Padang, Sindotime-Putusan Nomor 60/PUU-XXII/2024 dan
70/PUU-XXII/2024 mengenai batas usia dan ambang dukungan calon kepala daerah yang
dikeluarkan Mahkamah Konstitusi (MK) beberapa waktu lalu, membawa mendapat respon
dari sejumlah masyarakat, termasuk di kalangan mahasiswa.
Bahkan, menyikapi putusan tersebut, ratusan mahasiswa dari
berbagai universitas di Sumatera Barat langsung menggelar aksi unjuk rasa di
depan kantor DPRD Sumbar pada Kamis (22/8/2024). Mereka menyerukan kepada
masyarakat untuk mengawal putusan terkait aturan Pilkada tersebut.
"Pemerintah dan DPR berencana mengesahkan RUU Pilkada
melalui rapat paripurna, tentu saja hal itu sangat bertentangan dengan putusan
MK, untuk itu kami akan kawal," kata salah seorang pengunjuk rasa.
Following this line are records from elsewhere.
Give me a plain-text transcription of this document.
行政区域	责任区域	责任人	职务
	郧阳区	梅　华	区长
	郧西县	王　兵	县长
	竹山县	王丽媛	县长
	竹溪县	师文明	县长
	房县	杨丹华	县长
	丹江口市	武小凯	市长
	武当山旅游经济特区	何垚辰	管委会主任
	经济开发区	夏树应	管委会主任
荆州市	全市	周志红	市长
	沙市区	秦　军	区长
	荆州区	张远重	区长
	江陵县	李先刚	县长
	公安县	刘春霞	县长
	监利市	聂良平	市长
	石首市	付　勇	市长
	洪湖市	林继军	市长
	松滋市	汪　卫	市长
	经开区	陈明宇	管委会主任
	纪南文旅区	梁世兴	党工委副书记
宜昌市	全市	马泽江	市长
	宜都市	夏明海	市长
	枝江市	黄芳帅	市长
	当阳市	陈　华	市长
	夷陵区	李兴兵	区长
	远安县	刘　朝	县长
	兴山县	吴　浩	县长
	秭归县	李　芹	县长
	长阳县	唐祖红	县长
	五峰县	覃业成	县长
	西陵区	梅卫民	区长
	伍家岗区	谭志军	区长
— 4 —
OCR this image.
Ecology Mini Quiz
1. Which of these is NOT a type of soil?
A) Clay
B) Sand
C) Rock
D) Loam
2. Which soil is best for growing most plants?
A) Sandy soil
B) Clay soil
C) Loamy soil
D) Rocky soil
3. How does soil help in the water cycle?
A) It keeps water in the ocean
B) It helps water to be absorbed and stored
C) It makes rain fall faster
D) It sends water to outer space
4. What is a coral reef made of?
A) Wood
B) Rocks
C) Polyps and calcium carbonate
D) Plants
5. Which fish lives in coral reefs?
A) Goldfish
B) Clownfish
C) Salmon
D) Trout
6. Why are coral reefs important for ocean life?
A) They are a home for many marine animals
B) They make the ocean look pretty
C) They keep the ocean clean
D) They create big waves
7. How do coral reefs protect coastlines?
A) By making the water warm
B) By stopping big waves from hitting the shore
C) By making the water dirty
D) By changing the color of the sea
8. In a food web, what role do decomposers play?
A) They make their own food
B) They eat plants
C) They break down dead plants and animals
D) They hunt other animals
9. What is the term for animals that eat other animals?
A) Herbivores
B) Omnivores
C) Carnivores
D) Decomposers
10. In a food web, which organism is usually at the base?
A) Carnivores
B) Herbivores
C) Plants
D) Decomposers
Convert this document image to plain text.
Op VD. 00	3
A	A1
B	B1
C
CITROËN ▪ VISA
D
Dari pantauan media ini di lokasi, tampak mahasiswa dengan
memakai almameter masing-masing kampus berteriak sambil membawa spanduk dan
sejumlah kertas bertuliskan seperti DPR Penjilat Rezim, Indonesia Terancam
Bubar, Hentikan Kemaksiatan Rezim Jokowi, Dinasti Membuat Rakyat Kurang Gizi
dan lain sebagainya.
"Hidup Mahasiswa Hidup Rakyat Indonesia, lawan rejim,
kawal putusan MK," teriak mahasiswa itu.
Sementara salah seorang staf Sekretaraiat DPRD Provinsi
Sumatera Bara saat diwawancarai kenapa tidak ada pimpinan maupun anggota dewan
yang keluar menemui pengunjuk rasa mengatakan, seluruh anggota dewan ada dinas
ke luar daerah.
"Semua pimpinan dan anggota dewan dinas luar, sebelum
ada rencana mahasiswa unjuk rasa, mereka (anggota dewan) sudah dinas luar
daerah juga," katanya.
Orasi juga ditunjukan Dosen Fakultas Ilmu Budaya (FIB)
Universitas Andalas (Unand), Hary Efendi Iskandar. Menurutnya aksi yang
dilakukan beberapa mahasiswa hingga masyarakat sipil di Sumbar merupakan bentuk
kepedulian masyarakat yang ingin merawat demokrasi.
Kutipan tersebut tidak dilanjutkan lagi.